The Electric Double Layer Capacitors developed by Suntan are storage capacitors with highest capacitance values in the Farad range. They are among others suited to serve as batteries, can deliver considerably higher currents for a short time, however, and are maintenance free.

The construction of a Double Layer Capacitor can be described as a plate capacitor where the most important topic is to obtain electrodes with an extremely large surface. For this purpose activated carbon is ideally suited, as it allows to obtain capacitance values of up to 100F/g of the active mass of the electrode.

The electrolyte, the conductive liquid between the electrodes, is a conducting salt dissolved in an aqueous or organic solvent which permits to apply voltages of 2 V (in special cases 3 V).

The actual double layer consists from ions which attach to the electrodes - negative ions to the positive electrode and positive ions to the negative electrode - as soon as a voltage is applied to the cell and thus create a dielectric of a few Angstrom only.

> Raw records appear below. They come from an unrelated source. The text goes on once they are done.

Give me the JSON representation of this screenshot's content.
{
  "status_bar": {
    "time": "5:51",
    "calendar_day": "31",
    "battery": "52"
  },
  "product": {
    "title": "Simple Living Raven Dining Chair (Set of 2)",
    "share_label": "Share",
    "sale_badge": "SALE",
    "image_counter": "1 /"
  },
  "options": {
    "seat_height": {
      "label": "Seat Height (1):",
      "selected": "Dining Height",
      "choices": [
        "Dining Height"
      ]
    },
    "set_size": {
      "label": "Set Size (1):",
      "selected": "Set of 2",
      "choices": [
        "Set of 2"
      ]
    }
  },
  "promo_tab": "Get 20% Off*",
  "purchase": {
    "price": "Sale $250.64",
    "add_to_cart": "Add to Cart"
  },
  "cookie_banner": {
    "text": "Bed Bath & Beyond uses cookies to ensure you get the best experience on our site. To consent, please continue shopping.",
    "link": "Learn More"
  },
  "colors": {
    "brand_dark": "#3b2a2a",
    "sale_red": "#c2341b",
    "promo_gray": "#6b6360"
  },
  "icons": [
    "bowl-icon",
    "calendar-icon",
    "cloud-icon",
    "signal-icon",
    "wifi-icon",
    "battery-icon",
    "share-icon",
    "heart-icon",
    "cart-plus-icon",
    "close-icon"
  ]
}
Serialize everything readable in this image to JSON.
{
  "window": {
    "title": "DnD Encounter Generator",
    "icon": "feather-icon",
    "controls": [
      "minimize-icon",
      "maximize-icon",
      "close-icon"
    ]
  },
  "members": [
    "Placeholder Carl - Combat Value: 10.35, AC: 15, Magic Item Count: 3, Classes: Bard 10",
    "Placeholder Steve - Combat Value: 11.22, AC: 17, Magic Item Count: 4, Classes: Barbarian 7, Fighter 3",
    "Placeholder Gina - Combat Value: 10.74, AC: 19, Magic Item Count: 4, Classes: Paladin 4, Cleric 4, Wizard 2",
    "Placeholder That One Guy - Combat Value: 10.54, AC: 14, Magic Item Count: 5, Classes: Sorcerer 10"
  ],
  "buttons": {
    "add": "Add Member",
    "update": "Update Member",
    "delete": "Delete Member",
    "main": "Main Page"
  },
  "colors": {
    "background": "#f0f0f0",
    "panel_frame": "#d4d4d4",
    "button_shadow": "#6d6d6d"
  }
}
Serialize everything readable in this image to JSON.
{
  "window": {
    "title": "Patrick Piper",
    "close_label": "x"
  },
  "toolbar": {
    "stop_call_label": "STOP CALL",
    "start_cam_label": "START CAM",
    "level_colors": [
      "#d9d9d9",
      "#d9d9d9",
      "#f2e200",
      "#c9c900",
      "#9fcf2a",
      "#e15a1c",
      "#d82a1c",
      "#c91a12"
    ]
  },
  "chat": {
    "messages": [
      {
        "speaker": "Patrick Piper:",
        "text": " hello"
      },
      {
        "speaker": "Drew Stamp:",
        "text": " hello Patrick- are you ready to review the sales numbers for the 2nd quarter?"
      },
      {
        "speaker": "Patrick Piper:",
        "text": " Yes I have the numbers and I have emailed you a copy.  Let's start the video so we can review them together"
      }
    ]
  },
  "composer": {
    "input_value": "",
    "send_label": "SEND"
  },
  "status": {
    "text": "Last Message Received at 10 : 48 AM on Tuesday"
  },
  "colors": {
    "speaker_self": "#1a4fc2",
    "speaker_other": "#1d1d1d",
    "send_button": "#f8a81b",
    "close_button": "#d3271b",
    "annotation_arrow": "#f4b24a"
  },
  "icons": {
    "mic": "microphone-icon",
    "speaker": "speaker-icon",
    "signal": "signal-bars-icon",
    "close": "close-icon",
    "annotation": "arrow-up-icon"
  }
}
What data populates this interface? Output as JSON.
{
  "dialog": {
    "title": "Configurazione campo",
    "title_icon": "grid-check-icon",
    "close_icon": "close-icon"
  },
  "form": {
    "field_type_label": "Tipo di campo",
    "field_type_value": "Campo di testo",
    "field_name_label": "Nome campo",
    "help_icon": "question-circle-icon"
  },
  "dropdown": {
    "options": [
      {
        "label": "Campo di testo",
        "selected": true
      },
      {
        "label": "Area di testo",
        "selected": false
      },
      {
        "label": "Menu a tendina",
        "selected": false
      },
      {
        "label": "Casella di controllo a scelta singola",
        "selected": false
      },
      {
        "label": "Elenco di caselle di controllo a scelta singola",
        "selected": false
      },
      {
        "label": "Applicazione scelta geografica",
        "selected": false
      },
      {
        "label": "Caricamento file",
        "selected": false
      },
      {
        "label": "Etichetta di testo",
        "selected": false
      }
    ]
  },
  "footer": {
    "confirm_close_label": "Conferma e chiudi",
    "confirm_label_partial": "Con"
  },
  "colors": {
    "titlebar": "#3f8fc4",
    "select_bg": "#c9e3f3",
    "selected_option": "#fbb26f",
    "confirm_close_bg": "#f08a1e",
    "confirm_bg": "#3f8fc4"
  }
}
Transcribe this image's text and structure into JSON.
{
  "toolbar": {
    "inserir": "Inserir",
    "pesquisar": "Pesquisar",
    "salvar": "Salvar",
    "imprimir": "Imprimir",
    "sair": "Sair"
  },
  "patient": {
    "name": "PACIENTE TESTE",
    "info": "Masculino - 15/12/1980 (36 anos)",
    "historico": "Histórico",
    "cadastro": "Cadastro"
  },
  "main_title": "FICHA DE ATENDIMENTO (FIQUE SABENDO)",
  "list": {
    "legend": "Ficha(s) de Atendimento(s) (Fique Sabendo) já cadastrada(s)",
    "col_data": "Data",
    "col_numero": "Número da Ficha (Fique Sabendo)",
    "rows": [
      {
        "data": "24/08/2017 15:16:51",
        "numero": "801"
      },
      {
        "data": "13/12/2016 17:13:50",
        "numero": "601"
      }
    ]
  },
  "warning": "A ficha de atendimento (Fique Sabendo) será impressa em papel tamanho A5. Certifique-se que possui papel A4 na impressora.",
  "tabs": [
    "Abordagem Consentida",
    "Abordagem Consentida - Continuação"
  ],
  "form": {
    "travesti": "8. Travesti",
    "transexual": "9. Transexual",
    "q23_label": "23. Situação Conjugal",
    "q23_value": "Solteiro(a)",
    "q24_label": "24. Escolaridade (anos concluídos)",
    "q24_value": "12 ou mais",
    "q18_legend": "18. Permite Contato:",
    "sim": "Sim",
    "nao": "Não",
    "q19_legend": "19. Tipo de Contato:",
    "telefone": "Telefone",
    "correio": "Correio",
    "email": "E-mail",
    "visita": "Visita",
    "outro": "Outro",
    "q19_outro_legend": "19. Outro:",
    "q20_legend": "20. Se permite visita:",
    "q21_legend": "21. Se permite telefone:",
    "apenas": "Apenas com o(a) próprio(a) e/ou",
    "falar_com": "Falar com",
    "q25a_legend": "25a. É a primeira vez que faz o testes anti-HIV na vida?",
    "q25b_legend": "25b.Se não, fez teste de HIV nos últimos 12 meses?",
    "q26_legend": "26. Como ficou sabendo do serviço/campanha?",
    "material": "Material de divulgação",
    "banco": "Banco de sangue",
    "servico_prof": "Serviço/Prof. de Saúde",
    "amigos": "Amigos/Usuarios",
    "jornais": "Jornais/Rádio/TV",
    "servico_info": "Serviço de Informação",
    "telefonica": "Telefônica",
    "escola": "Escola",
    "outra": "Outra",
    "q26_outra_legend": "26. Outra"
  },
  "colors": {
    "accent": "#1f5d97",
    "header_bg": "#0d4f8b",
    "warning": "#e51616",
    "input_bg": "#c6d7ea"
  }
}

According to the formula for the capacitor from the dielectric constant of the double layer (approx. 10) and the extremely thin dielectric you get an very high capacitance value.

A well constructed multilayer ceramic capacitor chip is extremely reliable and, for all practical purposes, has no wearout mechanism when used within the maximum voltage and temperature ratings. Most failures occur as a result of mechanical or thermal damage during mounting on the board, or during subsequent testing.

Capacitor failure may also be induced by sustained operation at voltages that exceed the rated DC voltage, voltage spikes or transients that exceed the dielectric's voltage capability, sustained operation at temperatures above the maximum rated temperature, internal defects, or excessive temperature rise due to power dissipation.

As with any practical device, multilayer ceramic capacitors also possess an inherent, although low, failure rate when operated within rated conditions.The primary failure mode is by short-circuit or low insulation.

resistance, resulting from cracks or from dielectric breakdown at a defect site. Suntan monitors reliability with a periodic sampling program for selected values.